3
В ту ночь Богомолов спал плохо. Он долго ворочался на жёстком ложе, ощущая спиной сучья лапника и стылую сырость земли, смотрел с тоской на тёмную, обступившую со всех сторон маленький лагерь тайгу. Костерок мигал в сгустившемся мраке, бился, догорая, словно мотылёк-однодневка. Дунь на него и погаснет, растворится в ночи без следа… Противно гундели, наплевав на то, что исход лета для них – не сезон, самые стойкие и отважные комары, норовили прорваться сквозь накинутую на лицо противомоскитную сетку, и в существовании этих мерзавцев, конечно же, был, если верить Студейкину, недоступный пониманию писателя Богомолова высокий космический смысл…
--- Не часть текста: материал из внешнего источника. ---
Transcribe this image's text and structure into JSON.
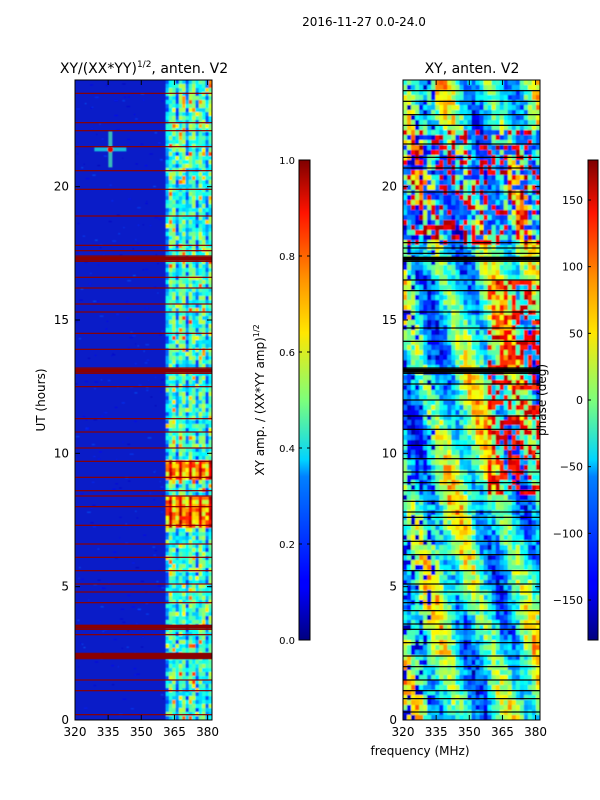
{
  "suptitle": "2016-11-27 0.0-24.0",
  "chart_data": [
    {
      "type": "heatmap",
      "title": "XY/(XX*YY)",
      "title_sup": "1/2",
      "title_suffix": ", anten. V2",
      "xlabel": "",
      "ylabel": "UT (hours)",
      "xlim": [
        320,
        382
      ],
      "ylim": [
        0,
        24
      ],
      "xticks": [
        320,
        335,
        350,
        365,
        380
      ],
      "yticks": [
        0,
        5,
        10,
        15,
        20
      ],
      "gap_hours": [
        0.2,
        1.1,
        1.5,
        2.3,
        2.4,
        2.5,
        3.2,
        3.4,
        3.5,
        4.4,
        4.8,
        5.1,
        5.6,
        6.1,
        6.6,
        7.3,
        8.0,
        8.4,
        8.6,
        9.1,
        9.7,
        10.2,
        10.8,
        11.3,
        12.5,
        13.0,
        13.1,
        13.2,
        13.9,
        14.5,
        15.3,
        15.6,
        16.2,
        16.6,
        17.2,
        17.3,
        17.4,
        17.6,
        17.8,
        18.9,
        19.9,
        20.6,
        21.5,
        22.1,
        22.4,
        23.5
      ],
      "bright_bands": [
        [
          7.2,
          8.4
        ],
        [
          9.0,
          9.8
        ]
      ],
      "rfi_spike": {
        "x": 336,
        "y": 21.4
      },
      "colorbar": {
        "label": "XY amp. / (XX*YY amp)",
        "label_sup": "1/2",
        "range": [
          0.0,
          1.0
        ],
        "ticks": [
          "0.0",
          "0.2",
          "0.4",
          "0.6",
          "0.8",
          "1.0"
        ]
      }
    },
    {
      "type": "heatmap",
      "title": "XY, anten. V2",
      "xlabel": "frequency (MHz)",
      "ylabel": "",
      "xlim": [
        320,
        382
      ],
      "ylim": [
        0,
        24
      ],
      "xticks": [
        320,
        335,
        350,
        365,
        380
      ],
      "yticks": [
        0,
        5,
        10,
        15,
        20
      ],
      "gap_hours": [
        0.3,
        0.8,
        1.1,
        1.5,
        2.0,
        2.4,
        2.9,
        3.4,
        3.6,
        4.1,
        4.4,
        4.8,
        5.1,
        5.6,
        6.2,
        6.7,
        7.3,
        7.6,
        7.8,
        8.2,
        8.6,
        8.9,
        9.3,
        9.8,
        10.3,
        10.9,
        11.4,
        12.0,
        12.6,
        13.0,
        13.1,
        13.2,
        14.2,
        14.7,
        15.3,
        16.1,
        16.5,
        17.2,
        17.5,
        17.7,
        17.9,
        19.8,
        20.7,
        21.1,
        21.6,
        22.3,
        22.7,
        23.2,
        23.6
      ],
      "colorbar": {
        "label": "phase (deg)",
        "range": [
          -180,
          180
        ],
        "ticks": [
          "−150",
          "−100",
          "−50",
          "0",
          "50",
          "100",
          "150"
        ],
        "tick_values": [
          -150,
          -100,
          -50,
          0,
          50,
          100,
          150
        ]
      }
    }
  ]
}
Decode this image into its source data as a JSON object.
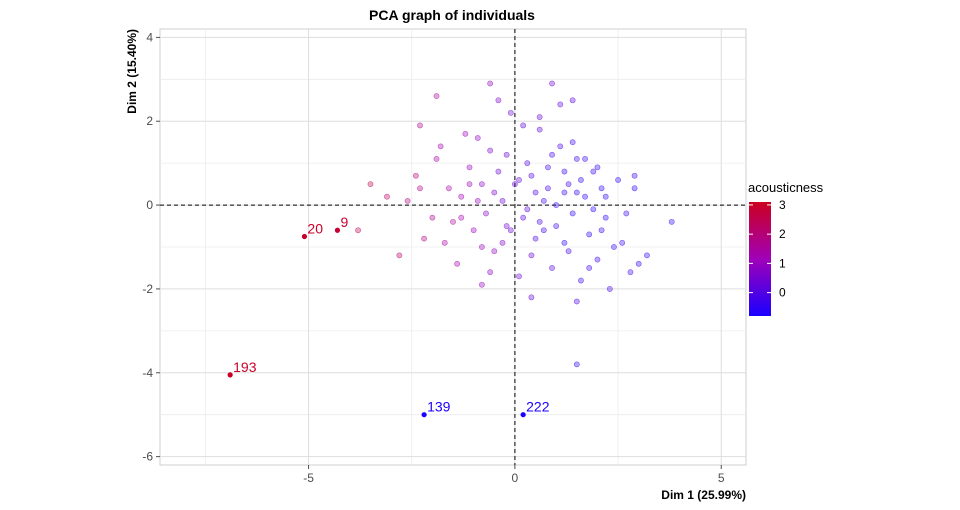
{
  "chart_data": {
    "type": "scatter",
    "title": "PCA graph of individuals",
    "xlabel": "Dim 1 (25.99%)",
    "ylabel": "Dim 2 (15.40%)",
    "xlim": [
      -8.6,
      5.6
    ],
    "ylim": [
      -6.2,
      4.2
    ],
    "x_ticks": [
      -5,
      0,
      5
    ],
    "y_ticks": [
      -6,
      -4,
      -2,
      0,
      2,
      4
    ],
    "grid": true,
    "reference_lines": {
      "x": 0,
      "y": 0,
      "style": "dashed"
    },
    "color_variable": "acousticness",
    "color_scale": {
      "low": "#1a00ff",
      "high": "#cc0020",
      "min": -0.8,
      "max": 3.1,
      "ticks": [
        0,
        1,
        2,
        3
      ]
    },
    "legend_position": "right",
    "labeled_points": [
      {
        "label": "193",
        "x": -6.9,
        "y": -4.05,
        "acousticness": 3.0
      },
      {
        "label": "20",
        "x": -5.1,
        "y": -0.75,
        "acousticness": 3.0
      },
      {
        "label": "9",
        "x": -4.3,
        "y": -0.6,
        "acousticness": 2.9
      },
      {
        "label": "139",
        "x": -2.2,
        "y": -5.0,
        "acousticness": -0.8
      },
      {
        "label": "222",
        "x": 0.2,
        "y": -5.0,
        "acousticness": -0.8
      }
    ],
    "points": [
      [
        -2.4,
        0.7,
        2.0
      ],
      [
        -2.2,
        -0.8,
        1.8
      ],
      [
        -1.9,
        1.1,
        1.5
      ],
      [
        -1.6,
        0.4,
        1.4
      ],
      [
        -1.5,
        -0.4,
        1.6
      ],
      [
        -1.3,
        0.2,
        1.2
      ],
      [
        -1.1,
        0.9,
        1.0
      ],
      [
        -1.0,
        -0.6,
        1.1
      ],
      [
        -0.9,
        1.6,
        0.9
      ],
      [
        -0.8,
        0.5,
        0.8
      ],
      [
        -0.7,
        -0.2,
        0.7
      ],
      [
        -0.6,
        1.3,
        0.6
      ],
      [
        -0.5,
        -1.1,
        0.9
      ],
      [
        -0.4,
        0.8,
        0.4
      ],
      [
        -0.3,
        0.1,
        0.3
      ],
      [
        -0.2,
        -0.5,
        0.5
      ],
      [
        -0.1,
        2.2,
        0.4
      ],
      [
        0.1,
        0.6,
        0.2
      ],
      [
        0.2,
        -0.3,
        0.1
      ],
      [
        0.3,
        1.0,
        0.0
      ],
      [
        0.4,
        -1.2,
        0.3
      ],
      [
        0.5,
        0.3,
        -0.1
      ],
      [
        0.6,
        1.8,
        0.2
      ],
      [
        0.7,
        -0.6,
        -0.2
      ],
      [
        0.8,
        0.9,
        -0.3
      ],
      [
        0.9,
        -1.5,
        0.1
      ],
      [
        1.0,
        0.0,
        -0.4
      ],
      [
        1.1,
        1.4,
        -0.1
      ],
      [
        1.2,
        -0.9,
        -0.5
      ],
      [
        1.3,
        0.5,
        -0.3
      ],
      [
        1.4,
        -0.2,
        -0.6
      ],
      [
        1.5,
        1.1,
        -0.2
      ],
      [
        1.6,
        -1.8,
        -0.4
      ],
      [
        1.7,
        0.2,
        -0.5
      ],
      [
        1.8,
        -0.7,
        -0.6
      ],
      [
        1.9,
        0.8,
        -0.4
      ],
      [
        2.0,
        -1.3,
        -0.3
      ],
      [
        2.1,
        0.4,
        -0.5
      ],
      [
        2.2,
        -0.3,
        -0.6
      ],
      [
        2.3,
        -2.0,
        -0.2
      ],
      [
        2.5,
        0.6,
        -0.5
      ],
      [
        2.6,
        -0.9,
        -0.4
      ],
      [
        2.8,
        -1.6,
        -0.3
      ],
      [
        2.9,
        0.4,
        -0.6
      ],
      [
        3.0,
        -1.4,
        -0.5
      ],
      [
        3.2,
        -1.2,
        -0.4
      ],
      [
        3.8,
        -0.4,
        -0.5
      ],
      [
        2.9,
        0.7,
        -0.3
      ],
      [
        2.7,
        -0.2,
        -0.4
      ],
      [
        -1.8,
        1.4,
        1.3
      ],
      [
        -2.3,
        1.9,
        1.7
      ],
      [
        -2.8,
        -1.2,
        2.2
      ],
      [
        -3.1,
        0.2,
        2.3
      ],
      [
        -3.5,
        0.5,
        2.5
      ],
      [
        -3.8,
        -0.6,
        2.4
      ],
      [
        -2.6,
        0.1,
        1.9
      ],
      [
        -2.0,
        -0.3,
        1.7
      ],
      [
        -1.4,
        -1.4,
        1.3
      ],
      [
        -1.2,
        1.7,
        1.1
      ],
      [
        -0.8,
        -1.9,
        1.0
      ],
      [
        -0.6,
        -1.6,
        0.8
      ],
      [
        -0.3,
        -0.9,
        0.6
      ],
      [
        -0.2,
        1.2,
        0.3
      ],
      [
        0.0,
        0.5,
        0.2
      ],
      [
        0.1,
        -1.7,
        0.4
      ],
      [
        0.2,
        1.9,
        0.1
      ],
      [
        0.4,
        0.7,
        0.0
      ],
      [
        0.5,
        -0.8,
        -0.1
      ],
      [
        0.6,
        2.1,
        0.3
      ],
      [
        0.7,
        0.1,
        -0.2
      ],
      [
        0.9,
        1.2,
        -0.2
      ],
      [
        1.0,
        -0.5,
        -0.3
      ],
      [
        1.1,
        2.4,
        0.2
      ],
      [
        1.2,
        0.8,
        -0.4
      ],
      [
        1.3,
        -1.1,
        -0.2
      ],
      [
        1.4,
        1.5,
        -0.3
      ],
      [
        1.5,
        -2.3,
        -0.1
      ],
      [
        1.6,
        0.6,
        -0.5
      ],
      [
        1.7,
        1.1,
        -0.4
      ],
      [
        1.8,
        -1.5,
        -0.3
      ],
      [
        1.9,
        -0.1,
        -0.6
      ],
      [
        2.0,
        0.9,
        -0.5
      ],
      [
        2.1,
        -0.6,
        -0.4
      ],
      [
        2.2,
        0.2,
        -0.6
      ],
      [
        2.4,
        -1.0,
        -0.5
      ],
      [
        0.9,
        2.9,
        0.4
      ],
      [
        1.4,
        2.5,
        0.1
      ],
      [
        -0.6,
        2.9,
        0.9
      ],
      [
        -0.4,
        2.5,
        0.7
      ],
      [
        -1.9,
        2.6,
        1.6
      ],
      [
        -2.3,
        0.4,
        1.8
      ],
      [
        -1.7,
        -0.9,
        1.5
      ],
      [
        -1.3,
        -0.3,
        1.3
      ],
      [
        -0.9,
        0.1,
        1.0
      ],
      [
        -0.5,
        0.3,
        0.6
      ],
      [
        0.3,
        -0.1,
        0.1
      ],
      [
        0.8,
        0.4,
        -0.2
      ],
      [
        1.2,
        0.3,
        -0.4
      ],
      [
        1.5,
        0.3,
        -0.5
      ],
      [
        0.4,
        -2.2,
        0.2
      ],
      [
        1.5,
        -3.8,
        -0.5
      ],
      [
        -0.8,
        -1.0,
        1.0
      ],
      [
        -1.1,
        0.5,
        1.1
      ],
      [
        -0.1,
        -0.6,
        0.3
      ],
      [
        0.6,
        -0.4,
        -0.1
      ]
    ]
  }
}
От спального мешка, застёгнутого до подбородка, у Ивана Михайловича разыгралась клаустрофобия. Ему чудилось, что его, помимо воли, заперли в тесном гробу, заколотили крышку, погрузив в темень могилы, и начали засыпать сверху землей. Он даже слышал, как застучали комья о доски, а когда, отчаянно пытаясь смахнуть крышку гроба прижатыми к туловищу руками, забился в истерике и стянул-таки с себя накомарник, то понял, что над тайгой пошёл тихий осенний дождь. Редкие капли пробивали крону пихты, прикрывшей место ночлега, и падали монотонно, стуча в брезент спального мешка: бум… бум… бум-бум…
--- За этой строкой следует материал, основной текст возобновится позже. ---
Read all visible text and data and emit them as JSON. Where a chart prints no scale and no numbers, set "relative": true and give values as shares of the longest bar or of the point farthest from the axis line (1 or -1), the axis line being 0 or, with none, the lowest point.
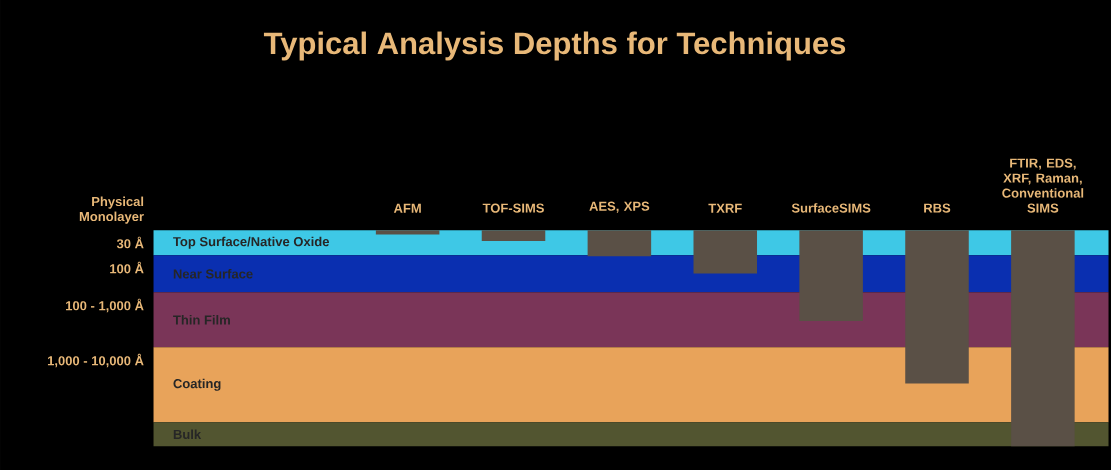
{
  "chart_data": {
    "type": "bar",
    "title": "Typical Analysis Depths for Techniques",
    "categories": [
      "AFM",
      "TOF-SIMS",
      "AES, XPS",
      "TXRF",
      "SurfaceSIMS",
      "RBS",
      "FTIR, EDS, XRF, Raman, Conventional SIMS"
    ],
    "values": [
      -0.02,
      -0.05,
      -0.12,
      -0.2,
      -0.42,
      -0.71,
      -1
    ],
    "color": "#5a5046",
    "relative": true,
    "bands": [
      {
        "axis": "y",
        "from": 0,
        "to": -0.116,
        "label": "Top Surface/Native Oxide",
        "color": "#3ec8e6"
      },
      {
        "axis": "y",
        "from": -0.116,
        "to": -0.287,
        "label": "Near Surface",
        "color": "#0a2fb0"
      },
      {
        "axis": "y",
        "from": -0.287,
        "to": -0.542,
        "label": "Thin Film",
        "color": "#7a3558"
      },
      {
        "axis": "y",
        "from": -0.542,
        "to": -0.889,
        "label": "Coating",
        "color": "#e8a35a"
      },
      {
        "axis": "y",
        "from": -0.889,
        "to": -1,
        "label": "Bulk",
        "color": "#525530"
      }
    ],
    "annotations": [
      "Physical Monolayer",
      "30 Å",
      "100 Å",
      "100 - 1,000 Å",
      "1,000 - 10,000 Å"
    ]
  }
}
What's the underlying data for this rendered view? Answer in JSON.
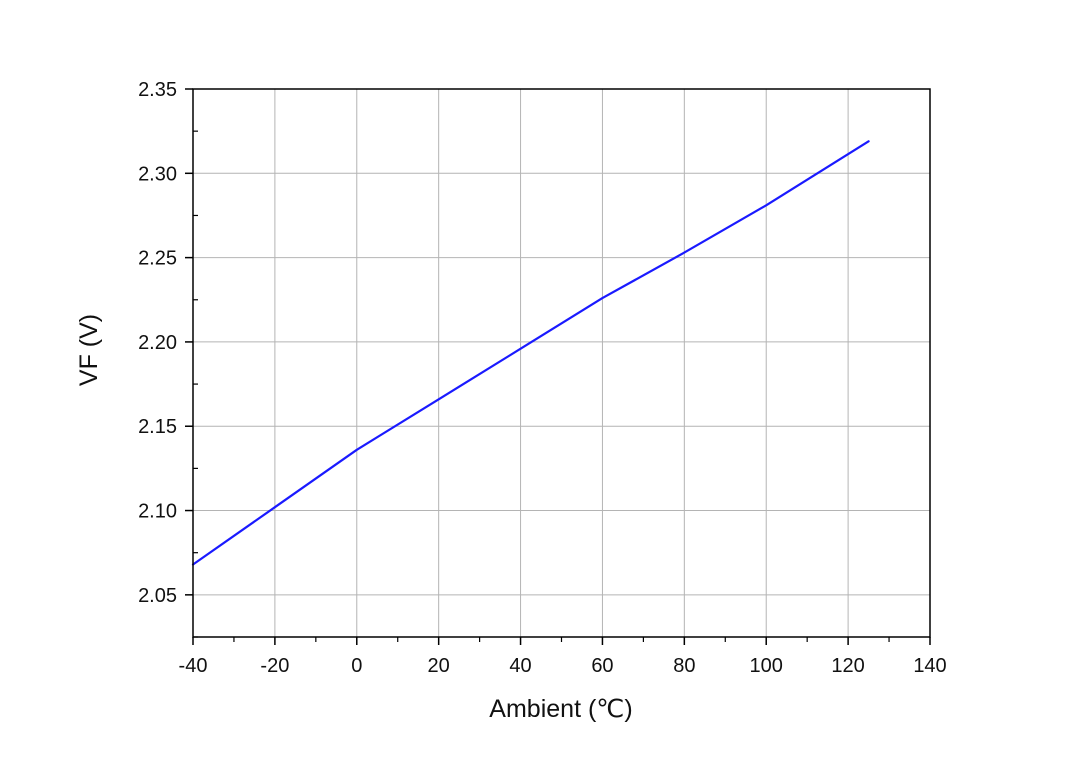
{
  "chart_data": {
    "type": "line",
    "xlabel": "Ambient (℃)",
    "ylabel": "VF (V)",
    "xlim": [
      -40,
      140
    ],
    "ylim": [
      2.025,
      2.35
    ],
    "x_ticks": [
      -40,
      -20,
      0,
      20,
      40,
      60,
      80,
      100,
      120,
      140
    ],
    "x_tick_labels": [
      "-40",
      "-20",
      "0",
      "20",
      "40",
      "60",
      "80",
      "100",
      "120",
      "140"
    ],
    "y_ticks": [
      2.05,
      2.1,
      2.15,
      2.2,
      2.25,
      2.3,
      2.35
    ],
    "y_tick_labels": [
      "2.05",
      "2.10",
      "2.15",
      "2.20",
      "2.25",
      "2.30",
      "2.35"
    ],
    "grid": true,
    "series": [
      {
        "color": "#1a1aff",
        "x": [
          -40,
          -20,
          0,
          20,
          40,
          60,
          80,
          100,
          125
        ],
        "y": [
          2.068,
          2.102,
          2.136,
          2.166,
          2.196,
          2.226,
          2.253,
          2.281,
          2.319
        ]
      }
    ]
  }
}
Тело писателя ныло от усталости, накопившейся за день, ломило натруженные рюкзаком плечи, ноги при каждом неловком движении сводило судорогой, и он проклял ту минуту, когда в погоне за низкопробным сюжетом, подогреваемый тщеславием и чрезмерным употреблением крепкой кедровки, согласился стать попутчиком экстремала-журналиста, одержимого манией найти реликтового гоминоида в таёжной глуши.
«Какой, к чёрту, снежный человек?! – дрожа от ночного холода, тоскливо соображал Богомолов. – Кого нынче заинтересуют такие истории с бородой? Журнал „Вокруг света“? Да и тот, кажется, писал на эту тему в шестидесятых годах прошлого столетья…»
Сейчас издателям женскую ироническую прозу подавай, изотерику, на худой конец детективы и триллеры. Вот о чём надо книги писать! Взять себе псевдоним, что-нибудь вроде Стеллы Мамашкиной, и строчить по роману в месяц. А первый из этой серии можно начать так: «Следователь по особо важным делам Элеонора Тяпкина шла в туфельках по газонной траве напрямик, не разбирая дороги. По её прекрасному одухотворённому лицу, смывая с длинных ресниц синюю тушь, катились крупные жемчужные слёзы…»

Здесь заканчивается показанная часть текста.